As the broadcast industry moves toward widespread ATSC 3.0 deployment, broadcasters need to ensure consumers unable to afford new TV sets aren't left behind, FCC Commissioner Geoffrey Starks said Wednesday at the University of Pennsylvania Center for Technology, Innovation and Competition, per prepared remarks. "Are there low-cost converters or dongles that the consumer electronics industry can develop? Can they be distributed at community events that broadcasters frequently host or participate in?" he asked. The transition has gone on without the widespread government involvement that characterized the digital transition, "which is to be applauded," Starks said, but there might be a role for the FCC as it had in developing a congressionally mandated digital transition equipment subsidy program "or using our role as the regulator of television equipment." He said the collection of data about individual viewers that ATSC 3.0 would enable, while it's promising in the way it would better help broadcasters compete for advertising dollars, also raises privacy concerns. He said more clarity is needed about what data broadcasters plan to collect and how they will use it. Broadcasters just want "a level playing field" and privacy rules no different from other industries, said Pearl TV Managing Director Anne Schelle during a panel at the NAB Show in New York.
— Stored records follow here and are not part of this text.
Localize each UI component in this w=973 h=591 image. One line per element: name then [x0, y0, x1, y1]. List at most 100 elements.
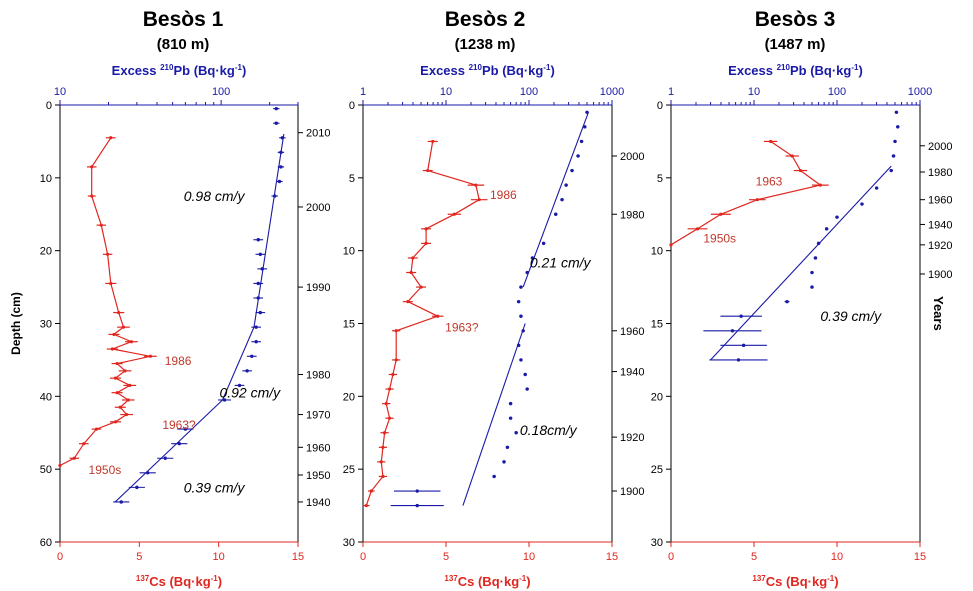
panel-2-cs-point	[394, 329, 398, 333]
panel-3-cs-point	[798, 168, 803, 173]
panel-1-date-annotation: 1950s	[89, 463, 122, 477]
panel-2-cs-point	[364, 503, 368, 508]
panel-1-cs-point	[113, 420, 118, 424]
panel-3-pb-fit-line	[710, 165, 892, 361]
panel-1-depth-tick-label: 10	[40, 173, 52, 185]
panel-2-cs-tick-label: 15	[606, 551, 618, 563]
panel-1-cs-point	[109, 281, 113, 286]
panel-3-pb-point	[894, 110, 899, 114]
panel-2-rate-annotation: 0.18cm/y	[520, 422, 578, 438]
panel-3-cs-profile-line	[670, 140, 822, 246]
panel-3-depth-tick-label: 30	[651, 537, 663, 549]
panel-2-pb-point	[492, 474, 496, 479]
panel-1-cs-point	[99, 223, 103, 227]
panel-2-cs-tick-label: 0	[360, 551, 366, 563]
panel-1-rate-annotation: 0.39 cm/y	[184, 479, 246, 495]
panel-1-cs-tick-label: 10	[213, 551, 225, 563]
panel-1-cs-point	[109, 136, 113, 140]
panel-2-year-tick-label: 1940	[620, 367, 644, 379]
panel-1-date-annotation: 1986	[165, 354, 192, 368]
panel-1-depth-tick-label: 30	[40, 319, 52, 331]
panel-2-cs-tick-label: 10	[523, 551, 535, 563]
panel-1-title: Besòs 1	[142, 8, 224, 31]
panel-1-cs-profile-line	[59, 137, 151, 467]
panel-3-cs-tick-label: 15	[914, 551, 926, 563]
panel-3-pb-point	[893, 139, 897, 144]
panel-1-pb-fit-line	[222, 326, 255, 401]
panel-1-cs-tick-label: 5	[136, 551, 142, 563]
panel-2-cs-point	[452, 212, 456, 216]
panel-2-pb-point	[560, 197, 564, 202]
panel-1-pb-point	[258, 252, 262, 257]
panel-2-year-tick-label: 1920	[620, 432, 644, 444]
panel-3-pb-point	[810, 270, 814, 275]
panel-3-depth-tick-label: 0	[657, 100, 663, 112]
panel-2-pb-point	[519, 314, 523, 318]
panel-1-pb-point	[256, 238, 260, 242]
panel-2-cs-point	[424, 227, 428, 231]
panel-1-cs-point	[82, 442, 86, 446]
panel-3-cs-point	[695, 227, 700, 231]
panel-3-pb-tick-label: 1	[668, 86, 674, 98]
panel-1-pb-point	[163, 456, 167, 460]
panel-1-pb-point	[237, 383, 242, 388]
panel-3-cs-tick-label: 0	[668, 551, 674, 563]
panel-1-pb-point	[277, 179, 282, 184]
panel-2-cs-point	[419, 285, 423, 289]
panel-1-cs-point	[129, 340, 133, 344]
panel-3-pb-point	[824, 227, 829, 231]
panel-2-year-tick-label: 1980	[620, 209, 644, 221]
panel-1-rate-annotation: 0.98 cm/y	[184, 188, 246, 204]
panel-1-pb-point	[119, 500, 123, 504]
panel-2-pb-tick-label: 100	[520, 86, 538, 98]
panel-3-depth-tick-label: 15	[651, 319, 663, 331]
panel-1-year-tick-label: 2000	[306, 202, 330, 214]
panel-2-pb-point	[514, 431, 518, 435]
panel-1-cs-point	[121, 325, 126, 329]
panel-3-pb-point	[889, 168, 893, 173]
panel-2-cs-point	[394, 358, 398, 362]
panel-1-cs-point	[110, 347, 114, 351]
panel-3-pb-tick-label: 100	[828, 86, 846, 98]
panel-2-pb-point	[570, 168, 574, 173]
panel-3-year-tick-label: 1940	[928, 219, 952, 231]
panel-3-pb-point	[813, 256, 818, 260]
panel-2-pb-point	[541, 241, 546, 246]
panel-3-cs-tick-label: 5	[751, 551, 757, 563]
panel-1-year-tick-label: 1970	[306, 410, 330, 422]
panel-1-pb-point	[256, 281, 260, 286]
panel-1-depth-tick-label: 40	[40, 391, 52, 403]
panel-1-cs-point	[58, 463, 62, 468]
panel-3-cs-point	[719, 212, 723, 216]
panel-3-year-tick-label: 1960	[928, 195, 952, 207]
panel-1-pb-point	[274, 121, 278, 125]
panel-3-pb-point	[730, 329, 735, 333]
panel-2-cs-point	[382, 431, 387, 435]
panel-1-pb-point	[177, 441, 181, 446]
panel-2-pb-point	[508, 401, 513, 406]
panel-1-depth-tick-label: 60	[40, 537, 52, 549]
panel-3-pb-point	[896, 125, 900, 129]
panel-1-cs-point	[90, 194, 94, 198]
panel-3-pb-point	[874, 186, 879, 190]
panel-2-pb-point	[554, 212, 558, 216]
panel-2-cs-profile-line	[365, 141, 480, 506]
panel-2-cs-point	[381, 445, 385, 449]
panel-2-subtitle: (1238 m)	[454, 36, 516, 53]
panel-2-pb-point	[576, 154, 580, 158]
panel-1-cs-point	[117, 310, 121, 315]
panel-2-cs-tick-label: 5	[443, 551, 449, 563]
panel-1-year-tick-label: 1980	[306, 369, 330, 381]
panel-1-pb-point	[135, 485, 139, 490]
panel-1-pb-point	[183, 427, 188, 431]
panel-2-year-tick-label: 2000	[620, 151, 644, 163]
panel-1-cs-point	[115, 391, 119, 395]
panel-1-pb-point	[258, 310, 262, 315]
panel-2-pb-point	[579, 139, 584, 144]
panel-2-pb-point	[502, 460, 506, 464]
panel-2-cs-point	[411, 256, 415, 260]
panel-2-cs-point	[424, 241, 428, 245]
panel-3-depth-tick-label: 25	[651, 464, 663, 476]
panel-2-cs-point	[477, 198, 481, 202]
panel-1-pb-point	[279, 165, 283, 169]
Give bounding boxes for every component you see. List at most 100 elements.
ATSC 3.0 broadcasters will use tracking data to provide public services such as enhanced emergency information, said E.W. Scripps Vice President-Strategy and Business Development Kerry Oslund. "Some people who talk about that same data may also think about it from an advertising perspective," Oslund said. Scripps is built on "140 years of trust, and we're not going to throw it away by abusing that trust by reaching too far into the data quagmire," Oslund said.